Migration 003 - Batch Processing Support (2024-12-30)

-- Add batch processing tables
CREATE TABLE batch_jobs (
    id UUID PRIMARY KEY DEFAULT gen_random_uuid(),
    name TEXT NOT NULL,
    status VARCHAR(20) NOT NULL DEFAULT 'pending',
    total_files INTEGER NOT NULL,
    processed_files INTEGER DEFAULT 0,
    failed_files INTEGER DEFAULT 0,
    worker_count INTEGER DEFAULT 8,
    memory_limit_mb INTEGER DEFAULT 2048,
    cpu_limit_percent INTEGER DEFAULT 90,
    start_time TIMESTAMP,
    end_time TIMESTAMP,
    created_at TIMESTAMP DEFAULT NOW(),
    updated_at TIMESTAMP DEFAULT NOW()
);

CREATE TABLE batch_items (
    id UUID PRIMARY KEY DEFAULT gen_random_uuid(),
    batch_job_id UUID REFERENCES batch_jobs(id),
    task_type VARCHAR(20) NOT NULL,
    task_data JSONB NOT NULL,
    priority INTEGER DEFAULT 0,
    status VARCHAR(20) NOT NULL DEFAULT 'pending',
    retry_count INTEGER DEFAULT 0,
    max_retries INTEGER DEFAULT 3,
    error_message TEXT,
    result_data JSONB,
    processing_time_seconds FLOAT,
    started_at TIMESTAMP,
    completed_at TIMESTAMP,
    created_at TIMESTAMP DEFAULT NOW(),
    updated_at TIMESTAMP DEFAULT NOW()
);

Migration 002 - AI Enhancement Support (2024-12-25)

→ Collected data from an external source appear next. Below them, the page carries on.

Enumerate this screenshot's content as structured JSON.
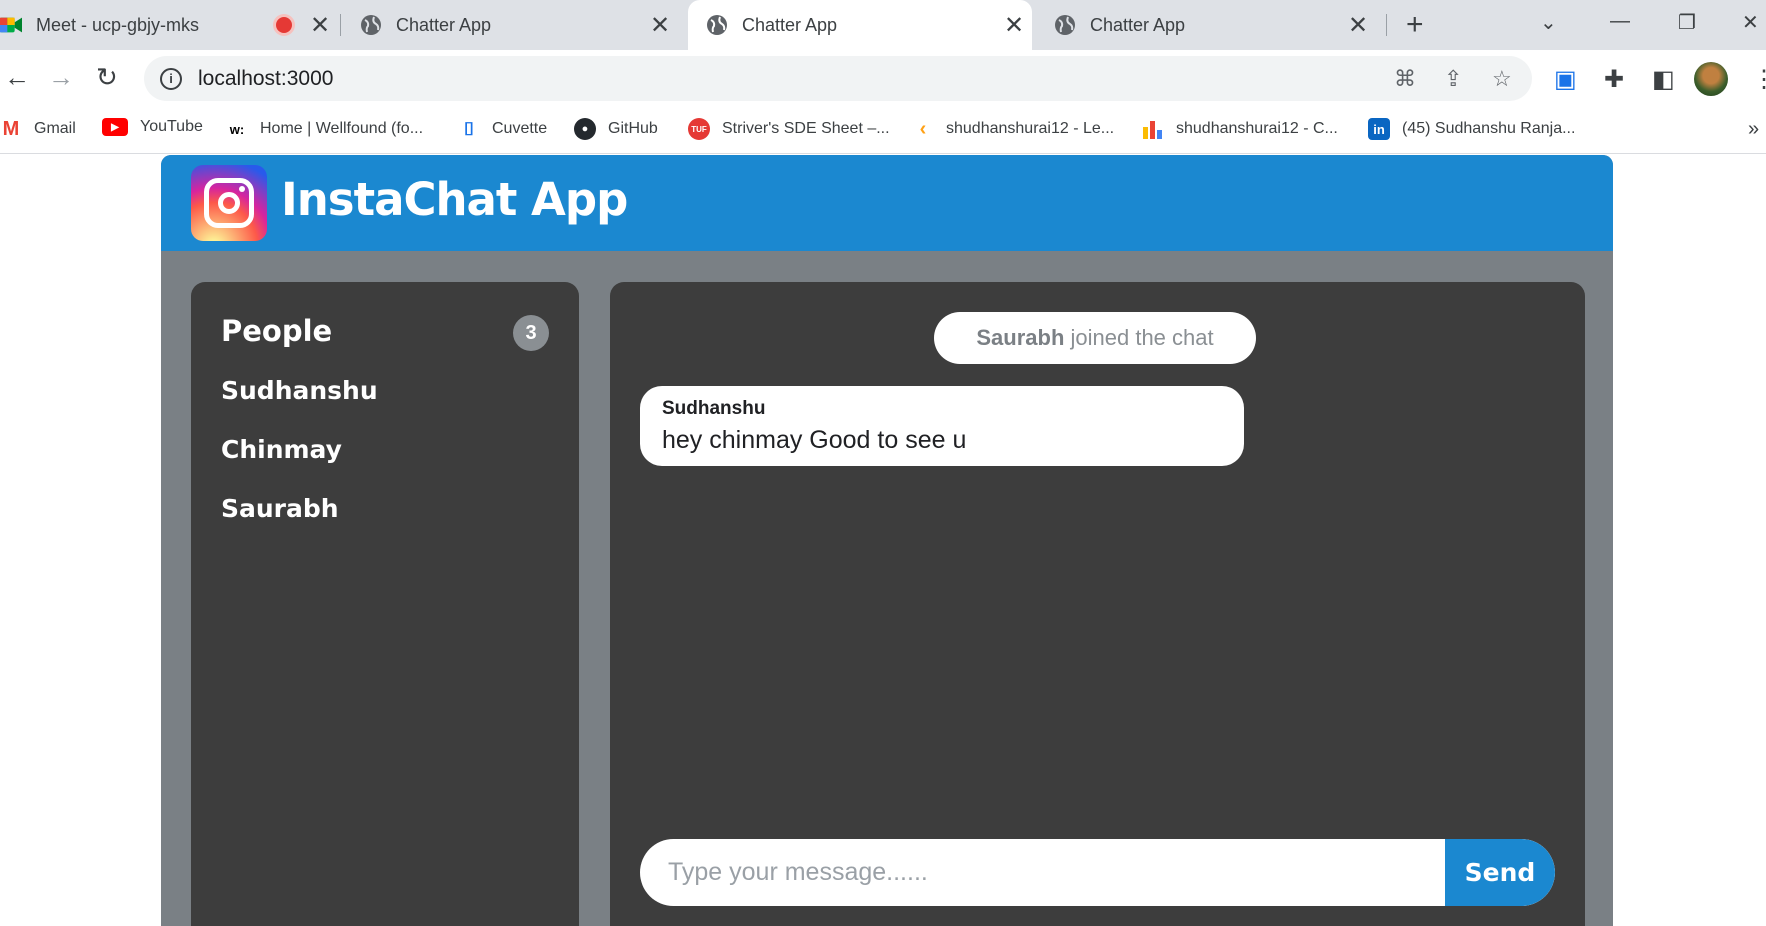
{
  "browser": {
    "tabs": [
      {
        "title": "Meet - ucp-gbjy-mks",
        "icon": "google-meet-icon",
        "recording": true
      },
      {
        "title": "Chatter App",
        "icon": "globe-icon"
      },
      {
        "title": "Chatter App",
        "icon": "globe-icon",
        "active": true
      },
      {
        "title": "Chatter App",
        "icon": "globe-icon"
      }
    ],
    "url": "localhost:3000",
    "bookmarks": [
      {
        "label": "Gmail"
      },
      {
        "label": "YouTube"
      },
      {
        "label": "Home | Wellfound (fo..."
      },
      {
        "label": "Cuvette"
      },
      {
        "label": "GitHub"
      },
      {
        "label": "Striver's SDE Sheet –..."
      },
      {
        "label": "shudhanshurai12 - Le..."
      },
      {
        "label": "shudhanshurai12 - C..."
      },
      {
        "label": "(45) Sudhanshu Ranja..."
      }
    ]
  },
  "app": {
    "title": "InstaChat App",
    "people": {
      "heading": "People",
      "count": "3",
      "list": [
        "Sudhanshu",
        "Chinmay",
        "Saurabh"
      ]
    },
    "chat": {
      "system_message": {
        "name": "Saurabh",
        "text": " joined the chat"
      },
      "messages": [
        {
          "author": "Sudhanshu",
          "text": "hey chinmay Good to see u"
        }
      ],
      "input_placeholder": "Type your message......",
      "send_label": "Send"
    },
    "colors": {
      "header": "#1b88d0",
      "panel": "#3d3d3d",
      "background": "#7a8085"
    }
  }
}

-- Add enhancement support to transcripts
ALTER TABLE transcripts ADD COLUMN enhanced_content TEXT;
ALTER TABLE transcripts ADD COLUMN accuracy FLOAT;
ALTER TABLE transcripts ADD COLUMN quality_warnings TEXT[];

Migration 001 - Initial Schema (2024-12-19)

-- Create core tables
CREATE TABLE youtube_videos (...);
CREATE TABLE media_files (...);
CREATE TABLE transcripts (...);
CREATE TABLE audio_processing_metadata (...);
CREATE TABLE exports (...);

Data Relationships

Core Relationships

youtube_videos (1) ←→ (many) media_files
media_files (1) ←→ (many) transcription_results
transcription_results (1) ←→ (many) exports
transcription_results (1) ←→ (many) v2_processing_jobs
batch_jobs (1) ←→ (many) batch_items
media_files (1) ←→ (1) audio_processing_metadata

V2 Relationships

speaker_profiles (many) ←→ (1) users (future)
transcription_results (1) ←→ (many) v2_processing_jobs
transcription_results (1) ←→ (many) speaker_profiles (via diarization_content)

Task Processing Flow

batch_jobs → batch_items → task processing → results
v2_processing_jobs → individual processing → enhanced results

Indexes and Performance

Primary Indexes

  • All tables have UUID primary keys with gen_random_uuid() default
  • Foreign key relationships are properly indexed
  • JSONB columns support efficient querying

V2 Performance Optimizations

  • Speaker profile name and user_id indexes for quick lookups
  • Processing job status and type indexes for job management
  • Transcript pipeline version and domain indexes for filtering
  • Speaker count index for analytics queries

Performance Guidelines

  • Connection pooling with appropriate timeouts
  • Async/await pattern throughout data access layer
  • Efficient JSONB queries for flexible data storage
  • Proper indexing for common query patterns

Data Validation

Constraints

  • All timestamps use UTC timezone
  • File paths are validated and normalized
  • JSONB data is validated before storage
  • Status values are constrained to valid options

V2 Business Rules

  • Speaker profiles must have unique names per user
  • Processing jobs must have valid status transitions
  • V2 transcripts maintain backward compatibility with v1
  • Speaker count must be non-negative
  • Progress values must be between 0.0 and 1.0

Backup and Recovery

Backup Strategy

  • Regular PostgreSQL backups
  • JSONB data integrity checks
  • Migration rollback procedures
  • Data export capabilities

V2 Recovery Procedures

  • Point-in-time recovery support
  • Migration rollback scripts with data preservation
  • Data validation and repair tools
  • Integrity check procedures
  • Backward compatibility verification

Future Schema Plans

Version 2.1.0 - Advanced Speaker Features

  • Speaker clustering and identification
  • Voice fingerprinting
  • Speaker confidence scoring
  • Multi-language speaker support

Version 2.2.0 - Enhanced Processing

  • Real-time processing capabilities
  • Advanced quality metrics
  • Processing pipeline optimization
  • Performance monitoring

Version 3.0.0 - Enterprise Features

  • Multi-tenant support
  • Advanced analytics and reporting
  • API rate limiting and quotas
  • Enterprise integration features